Hanya itu kalimat terakhir Aaditya sebelum laki-laki berbahu lebar itu berlalu, memasuki boarding pass, meninggalkan Luna sendiri di Bandara Ngurah Rai, Bali. Ya, Aaditya harus menyelesaikan masalahnya. Bagaimanapun Maya adalah sahabatnya, bukan? Memilih Luna bukan berarti ia harus mengabaikan sahabatnya.

Ya Tuhan, apa aku terlalu baik?

Lagi. Air mata yang ia kira sudah mengering, menetes. Sampai kapan Luna Sasmita hidup terombang-ambing begini?

Getar ponsel Luna di meja menghentikan isak tangis. Kedua telapak tangan berjemari lentik itu menghapus pipinya yang basah. Ia berdeham, menetralkan suara parau demi mengangkat telepon dari sang Papa.

"Ya, Pa?"

"Pulang, Luna. Papa akan membereskan semuanya," sahut Hardian tegas.

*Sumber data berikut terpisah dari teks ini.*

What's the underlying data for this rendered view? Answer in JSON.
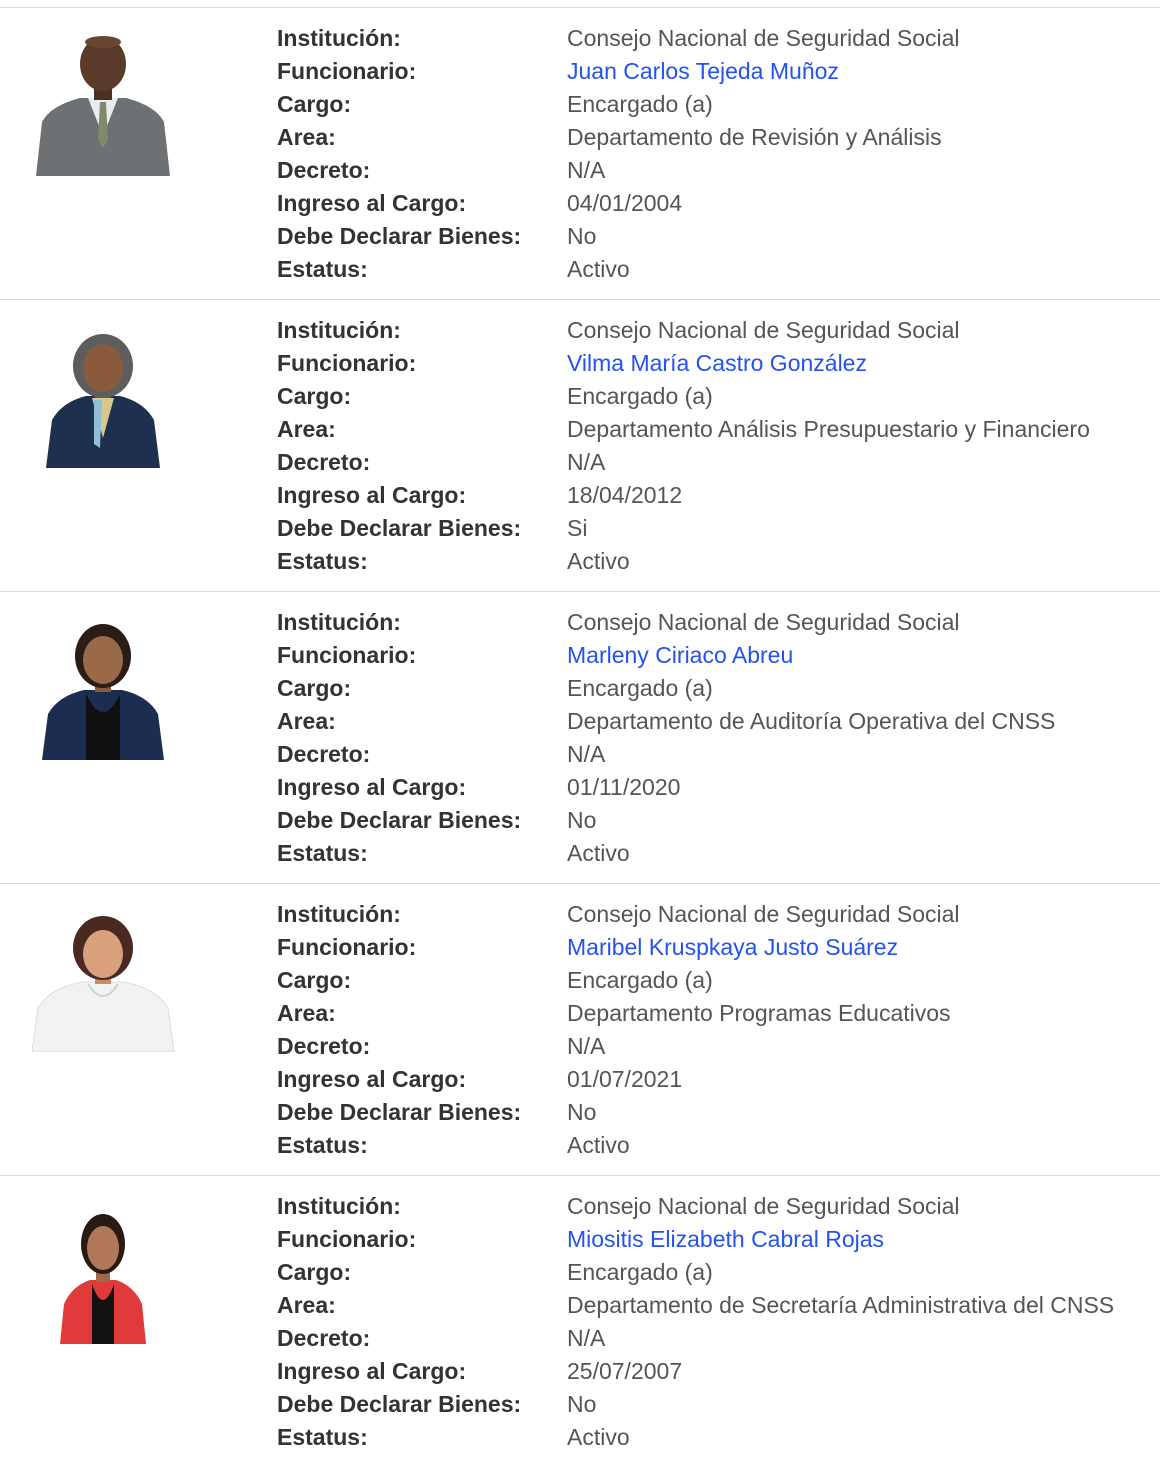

Luna terdiam selama beberapa detik, kemudian mengembuskan napas panjang. "Tidak, Pa. Aku—"

"Menunggu Aaditya?" potong Hardian.

Lagi-lagi Luna hanya mengembuskan napas panjang. "Please, Pa. Biarkan aku dan Aaditya menyelesaikan semuanya sendiri."

Luna memilih mengakhiri panggilan, meremas ponsel di atas pangkuan. Tidak. Aaditya sudah berjanji akan kembali menjemputnya. Ia pasti kembali, melanjutkan nostalgia mereka yang baru saja akan dimulai. Iya, kan?

Embusan angin pantai menyibak lamunan Luna. Ia bangkit seraya mendorong kursi ke belakang, merangsekkan ponsel ke dalam tas selempangnya. Kemudian kopi yang dingin di meja ia abaikan tanpa meminumnya sedikit pun. Yang bisa dilakukan adalah menunggu hingga esok dan berdoa.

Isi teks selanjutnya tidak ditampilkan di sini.